Top 5 reasons change initiatives fail

Whether you’re looking at an organisational/leadership/people change, a change to process or tools or even altering the product you offer, making changes in a company can be a costly exercise if you’re not careful.

When it comes to changing what and how you do things in a business, the biggest challenge is rarely the actual change. Rather, many change initiatives fall down because of the people the changes are happening to. Below are 5 of the most common reasons why change strategies are often met with such resistance and fail to show the anticipated results years later.

The new approach makes things harder

There are many potential reasons for the strategy not actually meeting the needs of the end users. From shareholder pressure to new managers keen to leave their mark, lack of consultation can often result in a product that simply doesn’t meet the needs of the people who will be required to adapt to the change. In these situations, unless forced (ie all other options are taken away), it becomes incredibly challenging to convince people to support and adopt the change.

Similarly, if the change being implemented is not agile and iterative, it is quite possible that a product that started off looking good no longer meets the needs of the business by the time that it’s finally ready to use. Additionally, the bigger the change, the more overwhelming it can be. For this reason, small, incremental changes are often a much better option.

Insufficient incentive

Even when we want to make changes, the ability to stick to our decisions can be incredibly difficult (just ask a recovering alcoholic/smoker). Unfortunately, if the desire does not outweigh the temptation, one’s ability to make the change becomes incredibly difficult. This is where the concept of the carrot or stick comes into play. The premise is simple – if people don’t want to do something, they need either a big and juicy enough carrot or enough fear of punishment to make them do what’s being asked of them. If the incentive or deterrent isn’t sufficient then the temptation to revert back to prior behaviour will always win. This is because unlike consciously made changes which require a lot of effort and concentration, the majority of our behaviours are entrenched as habits which occur almost naturally and with very little effort.

Communication failures

Admittedly, this is more a category rather than a single problem but when it comes to implementing effective change, communication is key. From failing to share a message at all to sharing confusing or unhelpful messages, lack of clear communication can be a make or break point when encouraging adoption. Similarly, the messenger chosen can be equally powerful. Having your message shared on the wrong platform, by a person who holds little influence or is disliked and untrustworthy can be just as damaging when struggling to get buy-in.

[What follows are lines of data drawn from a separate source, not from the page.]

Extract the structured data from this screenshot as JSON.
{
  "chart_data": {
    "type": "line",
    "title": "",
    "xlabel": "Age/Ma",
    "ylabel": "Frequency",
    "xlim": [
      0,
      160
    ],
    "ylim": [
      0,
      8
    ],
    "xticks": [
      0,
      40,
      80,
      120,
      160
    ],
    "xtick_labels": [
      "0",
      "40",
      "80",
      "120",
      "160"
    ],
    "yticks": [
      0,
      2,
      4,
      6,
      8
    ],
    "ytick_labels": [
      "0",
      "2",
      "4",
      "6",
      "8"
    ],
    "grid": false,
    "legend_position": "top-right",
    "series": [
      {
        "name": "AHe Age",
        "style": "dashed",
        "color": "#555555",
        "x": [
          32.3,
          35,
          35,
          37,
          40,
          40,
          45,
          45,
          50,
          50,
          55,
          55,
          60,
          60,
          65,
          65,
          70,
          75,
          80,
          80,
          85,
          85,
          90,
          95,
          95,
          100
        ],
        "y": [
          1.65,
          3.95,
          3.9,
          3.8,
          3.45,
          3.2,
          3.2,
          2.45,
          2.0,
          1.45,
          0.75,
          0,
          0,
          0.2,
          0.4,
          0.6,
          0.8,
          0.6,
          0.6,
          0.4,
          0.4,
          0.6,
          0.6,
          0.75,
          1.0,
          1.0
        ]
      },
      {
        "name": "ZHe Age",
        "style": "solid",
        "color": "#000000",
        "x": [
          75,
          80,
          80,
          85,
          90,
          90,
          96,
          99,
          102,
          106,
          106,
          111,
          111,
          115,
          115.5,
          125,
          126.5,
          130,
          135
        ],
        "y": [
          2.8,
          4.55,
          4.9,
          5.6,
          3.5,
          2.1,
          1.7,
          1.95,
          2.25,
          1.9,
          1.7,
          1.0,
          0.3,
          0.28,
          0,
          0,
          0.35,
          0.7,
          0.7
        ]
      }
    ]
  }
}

The users aren’t brought along for the journey

Unless the change strategy is one that eliminates all alternatives, one of the most damaging things you can do is create a situation where the people required to adhere to and adopt the changes are not involved in the process. If there is no consultation or inclusion, the change is effectively happening TO the people rather than WITH or BECAUSE OF them. By empowering the users to feel as though their views matter, they become far more invested in the outcome and will be much more inclined to support and implement the change.

Negative track record

Unfortunately, because change is one of those areas that many businesses try without assistance, the number of failed past attempts can often be quite high. Whether a change strategy was abandoned before fruition, fizzled because of a lack of incentive or leadership or any number of other reasons, too many failed attempts leads to a lack of trust and willingness to invest in a new idea. Where a failed track record is a known thing, an incremental strategy is critical as are immediate benefits. This is necessary to prove utility and encourage investment in the outcome while building trust in those implementing the strategy.